The U.S. needs to tighten its approach to regulating artificial intelligence, shifting from mere transparency to mandatory safety checks for the most powerful AI models. This proposal was made by Anthropic CEO Dario Amodei in his essay.

According to Amodei, it is time to move from transparency to more serious and mandatory AI regulation. Alongside the essay, Anthropic released two documents: the Advanced AI Framework for overseeing frontier models and the Economic Policy Framework to prepare the economy for potential job displacement by AI.

External Audits and the Right to Block

Amodei proposed mandatory testing for models that exceed a certain computational resource threshold. In the Anthropic framework, this refers to systems trained using more than 10²⁵ floating-point operations, if the developer earns over $500 million annually from AI or spends more than $1 billion on research and development in this area.

These audits should be conducted by a qualified external organization and cover four categories of risk:

  • cybersecurity;
  • bioweapons creation;
  • loss of control over AI systems;
  • automated research and development that could accelerate these threats.

If the assessment reveals unacceptable risk, authorities should have the right to block the launch or deployment of the model.

Amodei compared the proposed regime to aviation oversight:

“The most powerful AI models, like airplanes, must undergo technical testing and audits.”

Additionally, developers would be required to safeguard model weights and training infrastructure, conduct regular safety checks, publish risk reports, and promptly report serious incidents.

Labor Market: From Retraining to Universal Basic Income

In his essay, Amodei warned that AI could cause larger and more prolonged disruptions in the labor market than previous technological shifts. Three scenarios are likely: unemployment rates of around 5%, 10%, and an unprecedented level.

Among the potential measures he listed are improved data collection on worker displacement, incentives to maintain employment, retraining programs, and, in a more severe scenario, long-term income support, including universal basic income.

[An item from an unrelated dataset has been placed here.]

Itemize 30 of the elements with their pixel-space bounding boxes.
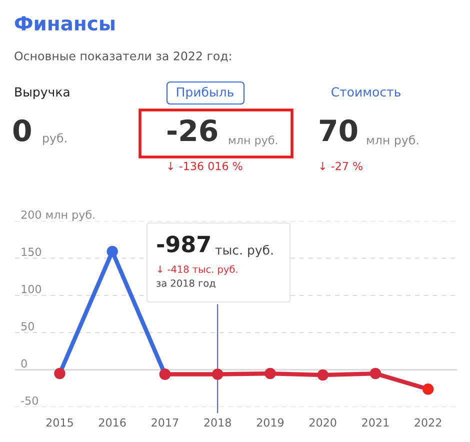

According to the company's document, Anthropic will allocate $200 million to the Economic Futures Research Fund for research and evaluation of economic policy, and will establish a national scholarship program worth $150 million for early-career professionals.

Civil Liberties

A separate section of Amodei's essay addressed civil liberties. He proposed establishing accountability rules for fully autonomous weapons, banning their use within the U.S., and closing loopholes for purchasing data from brokers for mass surveillance.

Another idea is to ensure citizens have access to AI that is comparable to what the government uses against them in regulatory or judicial processes. Amodei believes that without such balance, AI could enhance the authorities' advantage.

The essay was released the day after the launch of Claude Fable 5 and Claude Mythos 5. Anthropic described Fable 5 as its most powerful publicly available model, while Mythos 5 is a version of the same base model with relaxed restrictions in certain areas for a limited group of Project Glasswing partners.

It is worth noting that in June, members of the Anthropic team observed signs of approaching recursive self-improvement in AI. The company acknowledged that society may need a mechanism to slow the development of advanced models so that institutions and safety research can keep pace with progress.